Sparse solutions for linear prediction problems

  • Authors:
  • Dennis Shasha;Tyler Neylon

  • Affiliations:
  • New York University;New York University

  • Venue:
  • Sparse solutions for linear prediction problems
  • Year:
  • 2006

Quantified Score

Hi-index 0.00

Visualization

Abstract

The simplicity of an idea has long been regarded as a sign of elegance and, when shown to coincide with accuracy, a hallmark of profundity. In this thesis our ideas are vectors used as predictors, and sparsity is our measure of simplicity. A vector is sparse when it has few nonzero elements. We begin by asking the question: given a matrix of n time series (vectors which evolve in a "sliding" manner over time) as columns, what are the simplest linear identities among them? Under basic learning assumptions, we justify that such simple identities are likely to persist in the future. It is easily seen that our question is akin to finding sparse vectors in the null space of this matrix.

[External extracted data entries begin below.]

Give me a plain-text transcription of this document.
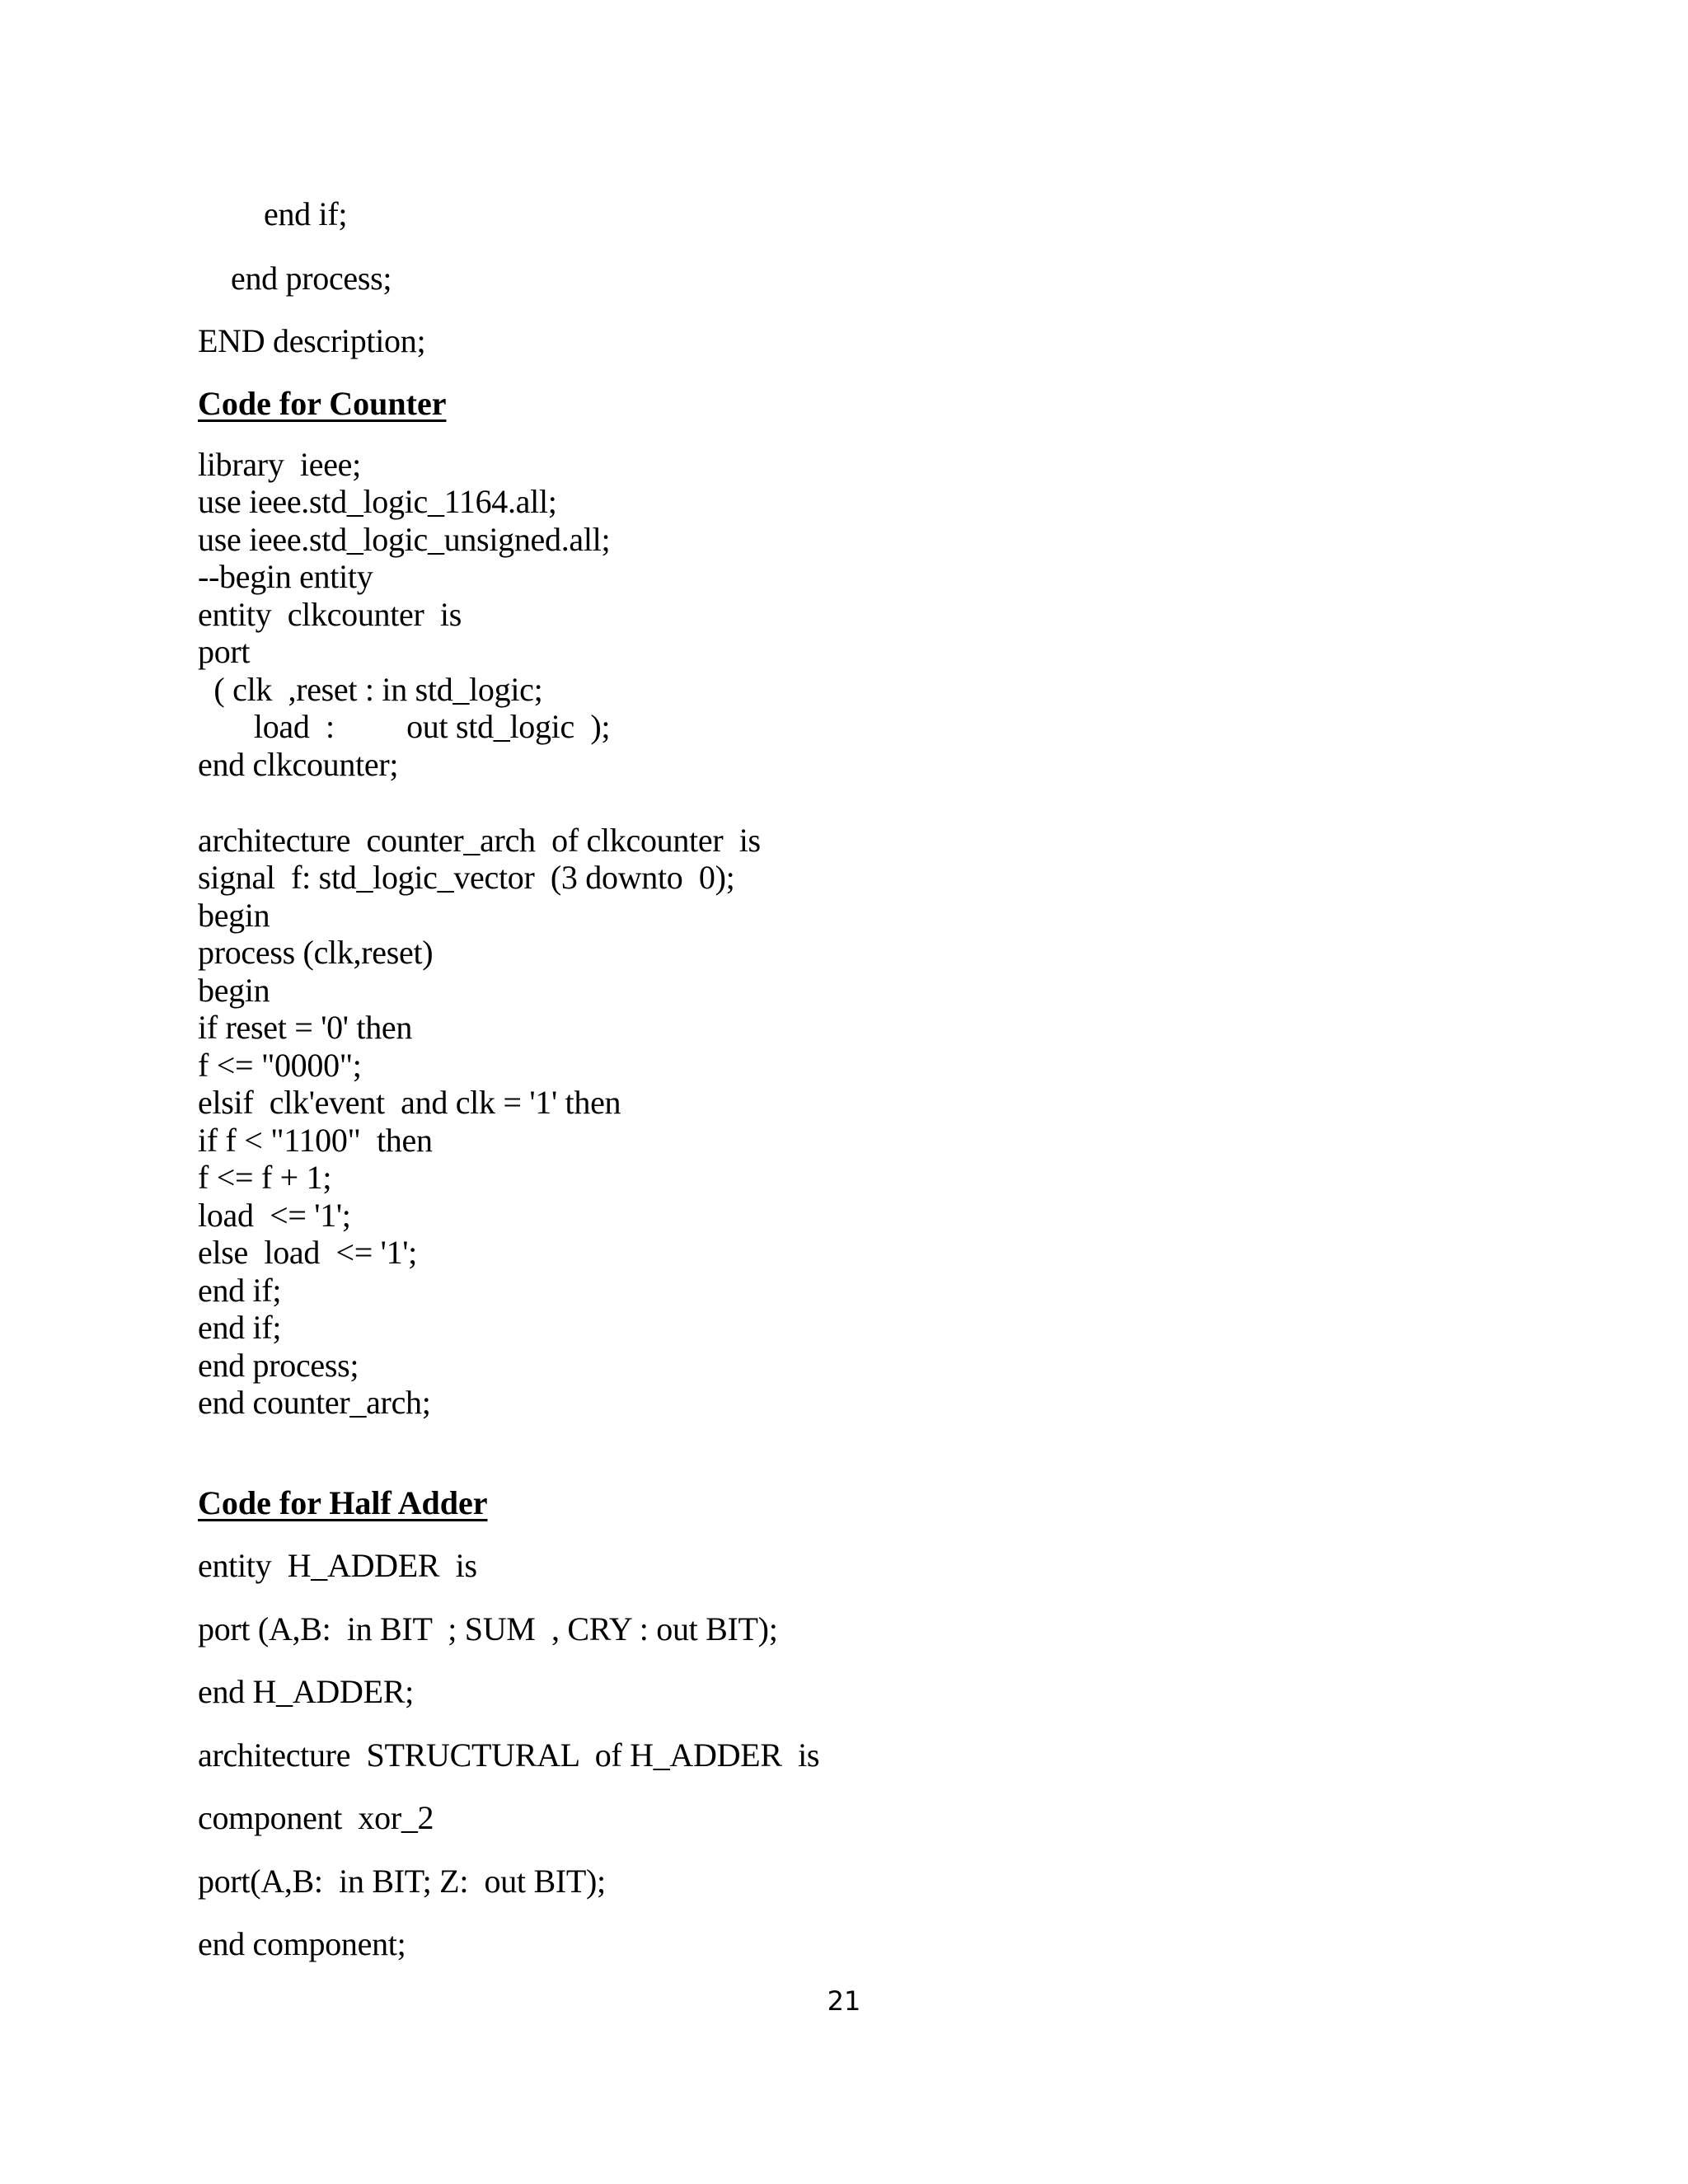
end if;
end process;
END description;
Code for Counter
library  ieee;
use ieee.std_logic_1164.all;
use ieee.std_logic_unsigned.all;
--begin entity
entity  clkcounter  is
port
( clk  ,reset : in std_logic;
load  :         out std_logic  );
end clkcounter;
architecture  counter_arch  of clkcounter  is
signal  f: std_logic_vector  (3 downto  0);
begin
process (clk,reset)
begin
if reset = '0' then
f <= "0000";
elsif  clk'event  and clk = '1' then
if f < "1100"  then
f <= f + 1;
load  <= '1';
else  load  <= '1';
end if;
end if;
end process;
end counter_arch;
Code for Half Adder
entity  H_ADDER  is
port (A,B:  in BIT  ; SUM  , CRY : out BIT);
end H_ADDER;
architecture  STRUCTURAL  of H_ADDER  is
component  xor_2
port(A,B:  in BIT; Z:  out BIT);
end component;
21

Hence we are confronted with the problem of finding an optimally sparse basis for any vector space. This is a computationally challenging problem with many promising applications, such as iterative numerical optimization, fast dimensionality reduction, graph algorithms on cycle spaces, and of course the time series work of this thesis. In part I, we give a brief exposition of the questions to be addressed here: finding linear identities among time series, and asking how we may bound the generalization error by using sparse vectors as hypotheses in the machine learning versions of these problems. In part II, we focus on the theoretical justification for maximizing sparsity as a means of learning or prediction. We'll look at sample compression schemes as a means of correlating sparsity with the capacity of a hypothesis set, as well as examining learning error bounds which support sparsity. Finally, in part III, we'll illustrate an increasingly sophisticated toolkit of incremental algorithms for discovering sparse patterns among evolving time series.